C’est justement parce que les êtres vivants évoluent de façon simultanée en interaction avec leur environnement que se crée une « perméabilité du vivant », rendant possible le passage de certaines propriétés d’un règne à un autre. Ainsi dans le cas des plantes, les principes actifs qu’elles développent pour se défendre ou survivre ont la capacité d’exercer une action chez les animaux, homme compris. Aussi bienfaisantes qu’elles peuvent se montrer dangereuses, les plantes recèlent un potentiel thérapeutique encore largement insoupçonné. Selon les caractéristiques de leur espèce, leur état de santé ou encore l’endroit où elles ont élu domicile, elles recourent à des modes d’action qu’elles mélangent à loisir en fonction de leurs besoins ; ce phénomène explique que leurs propriétés médicinales sont, entre autres, liées au contexte de leur cueillette.

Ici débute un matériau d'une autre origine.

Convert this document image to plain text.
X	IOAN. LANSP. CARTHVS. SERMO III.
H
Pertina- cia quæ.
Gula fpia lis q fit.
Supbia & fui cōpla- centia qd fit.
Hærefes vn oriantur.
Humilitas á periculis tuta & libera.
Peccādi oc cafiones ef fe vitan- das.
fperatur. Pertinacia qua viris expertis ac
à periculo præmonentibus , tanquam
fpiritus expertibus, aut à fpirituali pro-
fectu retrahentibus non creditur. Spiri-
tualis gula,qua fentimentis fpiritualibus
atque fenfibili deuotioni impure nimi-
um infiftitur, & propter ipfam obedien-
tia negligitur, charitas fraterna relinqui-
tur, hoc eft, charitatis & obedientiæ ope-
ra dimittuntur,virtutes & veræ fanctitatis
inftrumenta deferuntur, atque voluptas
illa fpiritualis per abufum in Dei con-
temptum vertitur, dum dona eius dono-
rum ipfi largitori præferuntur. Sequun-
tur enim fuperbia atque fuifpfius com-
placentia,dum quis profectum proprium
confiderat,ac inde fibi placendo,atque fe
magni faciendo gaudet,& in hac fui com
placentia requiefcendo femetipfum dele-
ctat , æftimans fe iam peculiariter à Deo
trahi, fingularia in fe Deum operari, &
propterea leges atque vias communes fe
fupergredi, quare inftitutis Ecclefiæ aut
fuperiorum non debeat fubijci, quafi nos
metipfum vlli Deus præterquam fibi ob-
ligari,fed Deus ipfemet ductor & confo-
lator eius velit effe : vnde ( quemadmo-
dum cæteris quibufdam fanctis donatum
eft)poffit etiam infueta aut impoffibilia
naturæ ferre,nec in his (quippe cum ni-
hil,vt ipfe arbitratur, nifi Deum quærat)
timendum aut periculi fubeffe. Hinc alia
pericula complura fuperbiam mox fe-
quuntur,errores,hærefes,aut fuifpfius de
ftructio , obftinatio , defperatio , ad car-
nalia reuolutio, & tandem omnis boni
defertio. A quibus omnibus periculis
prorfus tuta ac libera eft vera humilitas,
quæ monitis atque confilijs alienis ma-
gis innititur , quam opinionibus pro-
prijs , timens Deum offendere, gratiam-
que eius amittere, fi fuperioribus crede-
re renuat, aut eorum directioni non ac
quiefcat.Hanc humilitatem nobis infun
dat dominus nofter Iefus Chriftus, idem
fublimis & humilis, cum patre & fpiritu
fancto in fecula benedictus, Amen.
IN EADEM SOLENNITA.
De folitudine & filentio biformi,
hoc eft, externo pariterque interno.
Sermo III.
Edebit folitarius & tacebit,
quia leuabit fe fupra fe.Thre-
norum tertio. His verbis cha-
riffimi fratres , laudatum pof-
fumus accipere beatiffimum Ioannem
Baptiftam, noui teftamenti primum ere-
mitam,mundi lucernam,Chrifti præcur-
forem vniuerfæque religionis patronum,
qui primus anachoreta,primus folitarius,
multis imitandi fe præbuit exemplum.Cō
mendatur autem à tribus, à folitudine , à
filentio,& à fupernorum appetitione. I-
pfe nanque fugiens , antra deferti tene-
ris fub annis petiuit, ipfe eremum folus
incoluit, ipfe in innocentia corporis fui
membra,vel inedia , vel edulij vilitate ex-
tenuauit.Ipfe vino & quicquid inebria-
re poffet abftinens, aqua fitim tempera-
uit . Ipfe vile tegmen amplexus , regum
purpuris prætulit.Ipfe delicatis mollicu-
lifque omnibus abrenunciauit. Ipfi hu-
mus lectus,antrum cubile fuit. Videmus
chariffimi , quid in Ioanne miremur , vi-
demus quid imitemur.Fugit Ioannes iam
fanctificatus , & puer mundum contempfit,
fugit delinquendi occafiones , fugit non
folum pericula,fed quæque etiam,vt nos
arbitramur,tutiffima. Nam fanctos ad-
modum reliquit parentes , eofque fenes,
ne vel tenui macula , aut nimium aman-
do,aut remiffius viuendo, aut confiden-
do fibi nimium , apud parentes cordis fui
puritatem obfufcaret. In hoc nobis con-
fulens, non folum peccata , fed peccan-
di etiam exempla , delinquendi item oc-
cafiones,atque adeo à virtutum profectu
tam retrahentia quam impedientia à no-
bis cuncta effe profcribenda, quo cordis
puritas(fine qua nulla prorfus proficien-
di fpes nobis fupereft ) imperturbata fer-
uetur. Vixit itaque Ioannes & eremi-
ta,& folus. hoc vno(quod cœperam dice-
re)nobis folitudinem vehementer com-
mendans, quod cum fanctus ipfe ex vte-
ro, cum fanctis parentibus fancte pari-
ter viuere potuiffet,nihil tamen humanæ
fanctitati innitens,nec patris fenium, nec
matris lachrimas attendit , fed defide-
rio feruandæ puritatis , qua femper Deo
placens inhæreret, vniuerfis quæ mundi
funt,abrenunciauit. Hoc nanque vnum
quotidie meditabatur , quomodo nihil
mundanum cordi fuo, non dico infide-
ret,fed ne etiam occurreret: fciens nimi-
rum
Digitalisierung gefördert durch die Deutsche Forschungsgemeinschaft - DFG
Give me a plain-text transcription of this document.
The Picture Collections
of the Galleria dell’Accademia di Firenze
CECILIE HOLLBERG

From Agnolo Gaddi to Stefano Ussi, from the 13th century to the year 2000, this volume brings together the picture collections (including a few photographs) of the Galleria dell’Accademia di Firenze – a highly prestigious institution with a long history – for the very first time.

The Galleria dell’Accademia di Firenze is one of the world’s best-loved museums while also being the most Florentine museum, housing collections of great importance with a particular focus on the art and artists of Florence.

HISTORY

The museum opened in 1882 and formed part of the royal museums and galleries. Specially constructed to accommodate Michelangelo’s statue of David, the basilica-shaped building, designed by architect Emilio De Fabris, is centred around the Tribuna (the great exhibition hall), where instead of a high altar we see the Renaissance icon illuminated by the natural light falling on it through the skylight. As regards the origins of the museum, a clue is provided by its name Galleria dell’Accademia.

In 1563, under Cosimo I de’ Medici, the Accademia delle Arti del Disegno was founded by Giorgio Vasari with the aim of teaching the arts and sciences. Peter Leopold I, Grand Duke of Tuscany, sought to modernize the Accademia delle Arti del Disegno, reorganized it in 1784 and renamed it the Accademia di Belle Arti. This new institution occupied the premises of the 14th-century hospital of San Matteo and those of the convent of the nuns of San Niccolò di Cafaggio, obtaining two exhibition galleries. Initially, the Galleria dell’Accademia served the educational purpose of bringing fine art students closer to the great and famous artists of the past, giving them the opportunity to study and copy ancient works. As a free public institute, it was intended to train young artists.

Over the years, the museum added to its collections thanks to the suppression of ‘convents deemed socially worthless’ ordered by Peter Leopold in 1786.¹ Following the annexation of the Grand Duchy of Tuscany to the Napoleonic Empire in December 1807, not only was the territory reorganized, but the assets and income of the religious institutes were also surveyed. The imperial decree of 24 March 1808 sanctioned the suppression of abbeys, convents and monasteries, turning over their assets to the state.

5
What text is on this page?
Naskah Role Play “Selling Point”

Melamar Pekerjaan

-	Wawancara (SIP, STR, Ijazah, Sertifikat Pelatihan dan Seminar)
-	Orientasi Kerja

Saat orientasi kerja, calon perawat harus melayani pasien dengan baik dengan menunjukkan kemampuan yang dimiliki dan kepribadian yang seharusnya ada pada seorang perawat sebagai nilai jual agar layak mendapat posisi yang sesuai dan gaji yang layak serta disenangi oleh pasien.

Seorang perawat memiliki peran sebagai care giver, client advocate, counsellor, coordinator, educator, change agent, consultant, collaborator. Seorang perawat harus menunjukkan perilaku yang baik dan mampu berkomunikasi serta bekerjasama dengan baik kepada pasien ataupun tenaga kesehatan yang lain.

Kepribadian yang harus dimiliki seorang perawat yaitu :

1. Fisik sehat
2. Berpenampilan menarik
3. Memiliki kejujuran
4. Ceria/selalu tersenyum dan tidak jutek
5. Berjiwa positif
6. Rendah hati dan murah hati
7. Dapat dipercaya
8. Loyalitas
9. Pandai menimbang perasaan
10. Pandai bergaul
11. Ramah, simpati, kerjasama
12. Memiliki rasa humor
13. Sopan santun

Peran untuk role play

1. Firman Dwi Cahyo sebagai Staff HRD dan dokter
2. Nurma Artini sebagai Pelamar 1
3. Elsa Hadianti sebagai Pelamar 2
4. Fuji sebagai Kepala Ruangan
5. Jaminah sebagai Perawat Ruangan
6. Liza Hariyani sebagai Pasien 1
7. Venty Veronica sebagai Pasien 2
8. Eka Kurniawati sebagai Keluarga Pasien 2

Pour pouvoir interroger l’immense potentiel de plantes « en devenir perpétuel » et trouver les meilleurs « seuils de correspondance » entre l’humain et le non humain, les auteurs soulignent l’intérêt d’ouvrir le champ d’investigation de la recherche médicale, notamment en s’inspirant des enseignements des médecines traditionnelles et des cultures attentives à saisir l’expression des plantes dans leur environnement.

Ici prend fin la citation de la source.